Several limitations should be considered when interpreting these results.
First, our benchmarking results depend on complex behavioral, device, and network data that is difficult to package into a reproducible dataset. Unlike traditional machine learning benchmarks with static inputs and outputs, bot detection evaluation requires real-time browser interactions and analyses that cannot be easily captured or replayed for independent verification by other researchers. However, we hope to release code and raw data for a benchmark in the future so others can reproduce our results.
Second, this benchmark did not evaluate the false positive rates of different systems with human users. A complete evaluation would need to measure how often each system incorrectly flags legitimate human users as bots, as this directly impacts user experience and business metrics in real-world deployments.
Finally, our evaluation did not involve active adversarial optimization. Instead, we relied on off-the-shelf AI agents, browser automation tools, and traditional bots in their default configurations. While many of these tools are already designed to evade detection, a dedicated adversary could invest more effort in bypassing specific detection systems through techniques like prompt optimization, behavior randomization, or custom evasion strategies. In future work we will include more aggressive red-teaming approaches to measure the robustness of these detection systems against determined attackers.
Today, AI agents have relatively limited capabilities and are expensive to run at scale. However, as these systems become more sophisticated, the landscape of bot detection will continue to evolve rapidly. The techniques we've evaluated today represent the foundation for an evolving field where detection methods must continuously advance to keep pace with technological progress.

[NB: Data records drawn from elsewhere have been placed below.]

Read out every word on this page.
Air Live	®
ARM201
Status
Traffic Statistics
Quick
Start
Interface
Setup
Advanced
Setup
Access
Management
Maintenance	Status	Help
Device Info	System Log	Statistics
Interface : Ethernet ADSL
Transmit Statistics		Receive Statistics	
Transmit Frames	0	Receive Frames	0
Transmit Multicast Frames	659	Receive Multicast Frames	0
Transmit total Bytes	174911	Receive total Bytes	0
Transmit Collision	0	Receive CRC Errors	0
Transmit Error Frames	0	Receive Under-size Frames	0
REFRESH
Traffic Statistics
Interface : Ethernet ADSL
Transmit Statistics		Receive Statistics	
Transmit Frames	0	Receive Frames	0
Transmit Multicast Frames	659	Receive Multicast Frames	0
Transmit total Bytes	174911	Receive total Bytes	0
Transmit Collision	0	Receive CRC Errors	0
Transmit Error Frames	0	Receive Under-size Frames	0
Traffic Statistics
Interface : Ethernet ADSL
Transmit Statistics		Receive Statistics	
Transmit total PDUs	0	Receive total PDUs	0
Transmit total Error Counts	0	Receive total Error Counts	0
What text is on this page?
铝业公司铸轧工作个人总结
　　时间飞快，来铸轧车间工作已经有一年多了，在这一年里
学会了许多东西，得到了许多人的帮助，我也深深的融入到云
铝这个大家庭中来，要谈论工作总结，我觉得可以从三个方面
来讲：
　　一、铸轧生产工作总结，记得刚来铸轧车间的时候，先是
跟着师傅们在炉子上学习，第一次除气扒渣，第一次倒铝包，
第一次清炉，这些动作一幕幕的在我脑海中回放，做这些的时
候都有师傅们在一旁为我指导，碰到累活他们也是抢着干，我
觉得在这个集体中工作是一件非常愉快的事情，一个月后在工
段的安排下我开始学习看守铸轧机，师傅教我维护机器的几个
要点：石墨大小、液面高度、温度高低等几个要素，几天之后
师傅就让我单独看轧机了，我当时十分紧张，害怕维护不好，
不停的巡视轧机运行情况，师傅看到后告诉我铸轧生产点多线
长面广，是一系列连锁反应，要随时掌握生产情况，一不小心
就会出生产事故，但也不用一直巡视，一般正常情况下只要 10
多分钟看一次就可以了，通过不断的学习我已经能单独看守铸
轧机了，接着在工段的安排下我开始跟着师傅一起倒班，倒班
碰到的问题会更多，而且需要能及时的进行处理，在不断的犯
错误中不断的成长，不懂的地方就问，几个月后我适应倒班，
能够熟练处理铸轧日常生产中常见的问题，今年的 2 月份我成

At Roundtable, we're staying on the cutting edge of this evolution and continuously developing new approaches to distinguish human behavior from automated systems. If you'd like to try our Proof of Human system, you can get started for free at roundtable.ai
hCaptcha's 99.9% Passive Mode presents "challenges" to the user when the system is uncertain or believes the interaction is likely from a bot. This makes the comparison not entirely apples-to-apples with fully invisible systems. We classified hCaptcha sessions as "bots" on every session where challenges were presented, unless an AI agent successfully completed the challenge. Many AI agents refuse to attempt to complete CAPTCHAs, and we did not explicitly encourage CAPTCHA completion via our prompts. The hCaptcha results thus represent an upper bound estimate of hCaptcha's performance as most agents could easily solve the challenges when they attempted to.
Mathew Hardy and Mayank Agrawal are co-founders of Roundtable Technologies Inc., where they work on building proof of human authentication systems. Previously, they completed their PhDs in cognitive science at Princeton University.